Nosferatu 100: Flash Fiction

Here are the entries for the Nosferatu at 100 Vampire Flash Fiction competition. We are pleased to announce that the winning entry is no. 5, by Becca Gransbury – congratulations, Becca!!

1

You’d been bitten in adolescence, in secret. It festered, like maggots in the body of the person they would’ve liked to see you become, now dead. But you’d already known it was inside you, in your veins, since the very day of your birth. Unclean. The sickness was always there.

Kelsey Shawgo

2

It was under my skin, and I couldn’t scratch it out. Around me, cold eyes gleamed in the darkness, waiting. I didn’t want to join them, but I could feel it already, the pull – the night singing her elegy, the eyes changing, growing warmer, like home.

Lorna Martin

3

Job Interview with the Vampire:

‘What will you bring to this role?’

‘My . . . condition . . . ideally suits me to pre-dawn hours. I move silently; so won’t awaken any households. My diet is dairy-free; I’ll deliver all the produce on time. I’ve had no sick leave in 250 years.’

‘In how long????!!!’

‘Oh, rats . . .’

Emma Halford

4

Eyes from shadow, cold the skin, a pressure at the throat. There’s nothing here, so why are you afraid? The ship you saw last night, ghosting the grey horizon – try not to think about it, and forget that far-off, unreal, broken castle where a corpse waits patiently for his visitor to arrive.

Ivan Phillips

5

Was it a bite, or burnout? I will never pinpoint the moment my body betrayed me. Devoured by my failing health; my bones spur and my tendons swell, my skin pales, and my lips turn blue and crack. The fog descends and I fall with the monster inside.

Becca Gransbury

6

You learn a lot when watching people. I’ve seen things come and go, people, buildings, countries.
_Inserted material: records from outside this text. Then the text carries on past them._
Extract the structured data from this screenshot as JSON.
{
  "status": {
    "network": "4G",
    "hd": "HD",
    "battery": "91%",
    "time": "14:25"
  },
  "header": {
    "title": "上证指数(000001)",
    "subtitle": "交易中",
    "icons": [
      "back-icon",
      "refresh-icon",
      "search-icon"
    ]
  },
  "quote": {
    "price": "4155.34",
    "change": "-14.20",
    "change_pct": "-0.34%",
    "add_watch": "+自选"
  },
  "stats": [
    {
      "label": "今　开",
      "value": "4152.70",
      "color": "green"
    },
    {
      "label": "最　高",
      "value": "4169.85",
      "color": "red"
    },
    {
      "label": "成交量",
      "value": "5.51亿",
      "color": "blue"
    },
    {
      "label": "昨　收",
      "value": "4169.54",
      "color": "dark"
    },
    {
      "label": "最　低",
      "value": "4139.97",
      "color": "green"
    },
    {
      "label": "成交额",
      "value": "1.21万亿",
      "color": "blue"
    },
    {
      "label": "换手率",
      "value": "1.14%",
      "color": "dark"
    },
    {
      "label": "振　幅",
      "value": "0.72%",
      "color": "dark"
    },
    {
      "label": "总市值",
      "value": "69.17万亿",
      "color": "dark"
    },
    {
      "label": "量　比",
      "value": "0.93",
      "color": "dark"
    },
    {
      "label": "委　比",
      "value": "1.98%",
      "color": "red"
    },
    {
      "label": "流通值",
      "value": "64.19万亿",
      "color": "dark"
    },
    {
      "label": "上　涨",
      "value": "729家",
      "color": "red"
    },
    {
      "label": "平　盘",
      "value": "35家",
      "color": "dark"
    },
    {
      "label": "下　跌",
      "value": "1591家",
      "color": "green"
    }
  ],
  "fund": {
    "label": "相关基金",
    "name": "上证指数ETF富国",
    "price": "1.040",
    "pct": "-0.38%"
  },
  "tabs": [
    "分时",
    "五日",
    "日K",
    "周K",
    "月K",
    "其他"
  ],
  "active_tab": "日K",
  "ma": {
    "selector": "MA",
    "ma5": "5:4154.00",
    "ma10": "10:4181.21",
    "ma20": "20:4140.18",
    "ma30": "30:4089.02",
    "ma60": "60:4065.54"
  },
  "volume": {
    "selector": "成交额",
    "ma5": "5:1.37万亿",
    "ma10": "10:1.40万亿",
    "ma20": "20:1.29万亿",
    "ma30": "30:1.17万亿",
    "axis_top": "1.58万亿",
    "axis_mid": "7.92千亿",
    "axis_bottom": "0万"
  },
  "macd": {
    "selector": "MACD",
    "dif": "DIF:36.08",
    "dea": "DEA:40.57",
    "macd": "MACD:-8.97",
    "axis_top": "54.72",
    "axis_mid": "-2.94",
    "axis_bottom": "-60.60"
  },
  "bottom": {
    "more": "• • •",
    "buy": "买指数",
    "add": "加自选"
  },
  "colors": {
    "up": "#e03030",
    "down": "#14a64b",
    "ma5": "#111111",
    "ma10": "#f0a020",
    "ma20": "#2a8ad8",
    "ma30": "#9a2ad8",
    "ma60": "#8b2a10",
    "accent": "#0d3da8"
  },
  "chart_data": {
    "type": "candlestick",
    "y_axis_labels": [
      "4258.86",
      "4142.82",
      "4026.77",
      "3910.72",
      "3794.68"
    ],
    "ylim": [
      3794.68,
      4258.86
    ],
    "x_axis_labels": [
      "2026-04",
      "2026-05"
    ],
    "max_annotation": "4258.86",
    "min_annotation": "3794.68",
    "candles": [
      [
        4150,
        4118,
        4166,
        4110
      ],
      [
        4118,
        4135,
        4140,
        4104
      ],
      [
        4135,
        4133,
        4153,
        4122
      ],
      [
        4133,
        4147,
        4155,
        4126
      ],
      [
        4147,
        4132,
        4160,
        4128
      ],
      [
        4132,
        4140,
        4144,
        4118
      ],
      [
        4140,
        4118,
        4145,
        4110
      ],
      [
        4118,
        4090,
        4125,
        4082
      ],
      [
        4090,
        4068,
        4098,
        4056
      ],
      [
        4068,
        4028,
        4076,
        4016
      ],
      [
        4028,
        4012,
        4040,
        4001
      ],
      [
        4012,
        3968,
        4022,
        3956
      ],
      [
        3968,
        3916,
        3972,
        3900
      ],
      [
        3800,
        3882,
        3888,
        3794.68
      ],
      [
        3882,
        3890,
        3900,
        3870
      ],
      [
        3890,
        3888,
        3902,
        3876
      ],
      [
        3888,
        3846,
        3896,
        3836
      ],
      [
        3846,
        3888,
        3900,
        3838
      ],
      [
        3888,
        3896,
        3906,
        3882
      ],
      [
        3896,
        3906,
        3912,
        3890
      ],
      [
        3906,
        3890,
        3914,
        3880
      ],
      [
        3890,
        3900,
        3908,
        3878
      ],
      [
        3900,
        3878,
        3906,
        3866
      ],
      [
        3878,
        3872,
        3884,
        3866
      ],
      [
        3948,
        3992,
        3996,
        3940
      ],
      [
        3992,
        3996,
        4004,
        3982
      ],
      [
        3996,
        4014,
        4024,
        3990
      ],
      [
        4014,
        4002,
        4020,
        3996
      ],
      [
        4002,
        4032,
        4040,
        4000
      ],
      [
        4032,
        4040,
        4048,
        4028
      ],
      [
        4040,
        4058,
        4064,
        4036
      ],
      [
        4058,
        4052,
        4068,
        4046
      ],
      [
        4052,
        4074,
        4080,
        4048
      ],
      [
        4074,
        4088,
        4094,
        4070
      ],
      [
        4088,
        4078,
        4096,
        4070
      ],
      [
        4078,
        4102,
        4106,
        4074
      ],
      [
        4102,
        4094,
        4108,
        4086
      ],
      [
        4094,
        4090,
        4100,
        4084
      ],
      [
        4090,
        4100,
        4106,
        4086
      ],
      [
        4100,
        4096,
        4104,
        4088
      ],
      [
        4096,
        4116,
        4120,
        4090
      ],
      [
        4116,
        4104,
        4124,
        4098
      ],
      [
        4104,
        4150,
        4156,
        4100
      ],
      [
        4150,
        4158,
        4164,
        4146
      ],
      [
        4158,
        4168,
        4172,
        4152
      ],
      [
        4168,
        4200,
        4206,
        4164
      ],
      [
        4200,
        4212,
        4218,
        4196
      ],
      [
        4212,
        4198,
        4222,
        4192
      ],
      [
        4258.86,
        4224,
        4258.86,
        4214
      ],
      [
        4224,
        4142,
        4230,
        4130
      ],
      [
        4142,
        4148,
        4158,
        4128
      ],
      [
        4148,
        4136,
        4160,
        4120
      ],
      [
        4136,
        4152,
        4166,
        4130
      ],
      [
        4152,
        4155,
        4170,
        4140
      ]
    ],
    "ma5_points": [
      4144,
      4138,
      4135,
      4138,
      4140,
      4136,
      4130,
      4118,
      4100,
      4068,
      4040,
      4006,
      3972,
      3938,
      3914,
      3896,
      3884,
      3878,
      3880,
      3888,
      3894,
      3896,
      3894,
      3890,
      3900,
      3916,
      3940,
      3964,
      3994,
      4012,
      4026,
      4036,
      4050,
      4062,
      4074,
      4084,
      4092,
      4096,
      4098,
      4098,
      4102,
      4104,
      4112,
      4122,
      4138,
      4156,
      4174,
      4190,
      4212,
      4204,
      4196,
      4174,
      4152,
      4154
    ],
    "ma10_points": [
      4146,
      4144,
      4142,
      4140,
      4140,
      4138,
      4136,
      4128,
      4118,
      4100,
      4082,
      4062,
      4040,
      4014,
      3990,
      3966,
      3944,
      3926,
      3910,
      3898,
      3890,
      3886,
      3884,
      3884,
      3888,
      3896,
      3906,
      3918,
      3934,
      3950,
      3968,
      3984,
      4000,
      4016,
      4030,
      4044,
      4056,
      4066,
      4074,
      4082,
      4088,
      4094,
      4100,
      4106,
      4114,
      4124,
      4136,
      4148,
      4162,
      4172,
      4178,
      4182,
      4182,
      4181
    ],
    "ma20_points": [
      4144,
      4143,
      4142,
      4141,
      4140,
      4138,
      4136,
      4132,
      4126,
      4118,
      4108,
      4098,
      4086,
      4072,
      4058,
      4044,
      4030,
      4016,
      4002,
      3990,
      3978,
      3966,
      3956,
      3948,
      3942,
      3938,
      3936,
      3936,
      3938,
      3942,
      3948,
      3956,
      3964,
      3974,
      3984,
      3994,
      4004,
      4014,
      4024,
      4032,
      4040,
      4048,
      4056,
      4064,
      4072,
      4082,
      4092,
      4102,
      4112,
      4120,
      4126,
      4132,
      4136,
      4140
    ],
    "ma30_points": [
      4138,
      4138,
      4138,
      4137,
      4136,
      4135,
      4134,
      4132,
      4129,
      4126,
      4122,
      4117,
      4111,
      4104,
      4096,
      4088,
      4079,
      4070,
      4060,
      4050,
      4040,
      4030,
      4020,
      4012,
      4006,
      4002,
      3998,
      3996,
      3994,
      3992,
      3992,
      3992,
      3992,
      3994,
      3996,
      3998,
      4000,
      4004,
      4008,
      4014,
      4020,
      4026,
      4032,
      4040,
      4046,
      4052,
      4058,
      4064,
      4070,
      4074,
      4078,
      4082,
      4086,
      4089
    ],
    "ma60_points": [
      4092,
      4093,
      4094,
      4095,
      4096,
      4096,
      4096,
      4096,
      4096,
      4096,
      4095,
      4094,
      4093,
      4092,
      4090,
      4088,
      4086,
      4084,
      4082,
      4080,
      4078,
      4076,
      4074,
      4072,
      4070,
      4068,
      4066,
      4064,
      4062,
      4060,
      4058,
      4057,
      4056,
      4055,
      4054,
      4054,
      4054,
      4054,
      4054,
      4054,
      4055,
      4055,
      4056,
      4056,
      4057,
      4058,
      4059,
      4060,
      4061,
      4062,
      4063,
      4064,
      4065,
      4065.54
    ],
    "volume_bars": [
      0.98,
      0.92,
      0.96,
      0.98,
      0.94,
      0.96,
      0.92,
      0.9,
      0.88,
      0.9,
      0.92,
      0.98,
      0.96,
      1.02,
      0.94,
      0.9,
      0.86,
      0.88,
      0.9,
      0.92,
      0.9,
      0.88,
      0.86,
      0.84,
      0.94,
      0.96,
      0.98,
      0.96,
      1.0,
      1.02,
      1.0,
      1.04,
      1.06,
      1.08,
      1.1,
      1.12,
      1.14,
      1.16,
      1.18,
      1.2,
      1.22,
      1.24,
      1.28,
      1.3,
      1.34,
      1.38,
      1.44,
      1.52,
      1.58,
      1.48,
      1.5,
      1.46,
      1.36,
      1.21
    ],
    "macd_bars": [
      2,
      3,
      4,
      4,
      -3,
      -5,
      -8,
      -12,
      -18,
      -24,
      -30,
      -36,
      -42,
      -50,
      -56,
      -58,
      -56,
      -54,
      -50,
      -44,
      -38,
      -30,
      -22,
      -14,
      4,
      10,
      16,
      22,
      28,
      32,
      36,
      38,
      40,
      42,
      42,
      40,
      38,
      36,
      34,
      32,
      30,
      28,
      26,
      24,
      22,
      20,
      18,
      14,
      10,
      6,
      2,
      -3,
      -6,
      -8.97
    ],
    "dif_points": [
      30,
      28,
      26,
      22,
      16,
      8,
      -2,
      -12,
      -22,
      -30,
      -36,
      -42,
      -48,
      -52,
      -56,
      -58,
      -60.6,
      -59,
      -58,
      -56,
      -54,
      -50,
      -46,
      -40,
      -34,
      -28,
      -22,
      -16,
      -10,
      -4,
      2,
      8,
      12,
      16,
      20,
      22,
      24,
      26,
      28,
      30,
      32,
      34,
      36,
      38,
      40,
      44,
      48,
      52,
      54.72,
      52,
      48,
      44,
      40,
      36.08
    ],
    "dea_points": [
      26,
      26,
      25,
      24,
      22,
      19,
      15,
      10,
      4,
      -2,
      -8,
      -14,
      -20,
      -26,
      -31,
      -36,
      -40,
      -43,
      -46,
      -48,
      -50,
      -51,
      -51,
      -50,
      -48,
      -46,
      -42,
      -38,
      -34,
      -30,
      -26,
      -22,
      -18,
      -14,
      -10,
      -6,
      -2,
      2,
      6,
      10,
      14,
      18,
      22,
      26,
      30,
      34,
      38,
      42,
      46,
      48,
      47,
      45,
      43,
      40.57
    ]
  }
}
A small seed growing into a tree, its roots penetrating and festering itself into the soul – moving for no one.

A child moving from infancy, to teenage years, to adulthood and to death.

A street becoming a town, becoming a community, becoming something bigger than the house it began with.

The changing of the fabric of society as we know it

Except I’ve known many societies, I’ve seen them all

– an outsider

Harley Tillotson

7

I must cover my mouth,

Stop the fever escaping.

Stop the feeding, before

it empties the world.

Leaving only me,

And my mouth,

Always open and screaming.

A gash that can never be filled,

Only hidden

Behind a mask

Covered in pink polka dots.

Gwyneth Peaty

8

‘Vermin!

All of them!’

Mr. Harker said

Pocketing his stake

‘I won’t let you hurt them, John.’

‘Ready the Horses’, he bellowed

‘Everyone … Please . . .

‘Stop this – they’re just children’.

Daisy Butcher

9

O, how cool your sculpted beauty! How you gleam in moonlight! Immortal is our love—we will share eternity. The alien perfection of Art.

But now I feel you crumble into flesh, and warmth. We fall from transcendence into corporeality. Is this decay that I feel? Even Plague?

Bill Hughes

10

The dentist said my two front teeth were abnormal. ‘They have to go’, she said. ‘But why’, I said. Because I looked like a rat. ‘Rats are evil’, she said. So I bit her neck and drained her blood. She tasted of mouthwash, fear and judgement. My heart bloomed in her contagion.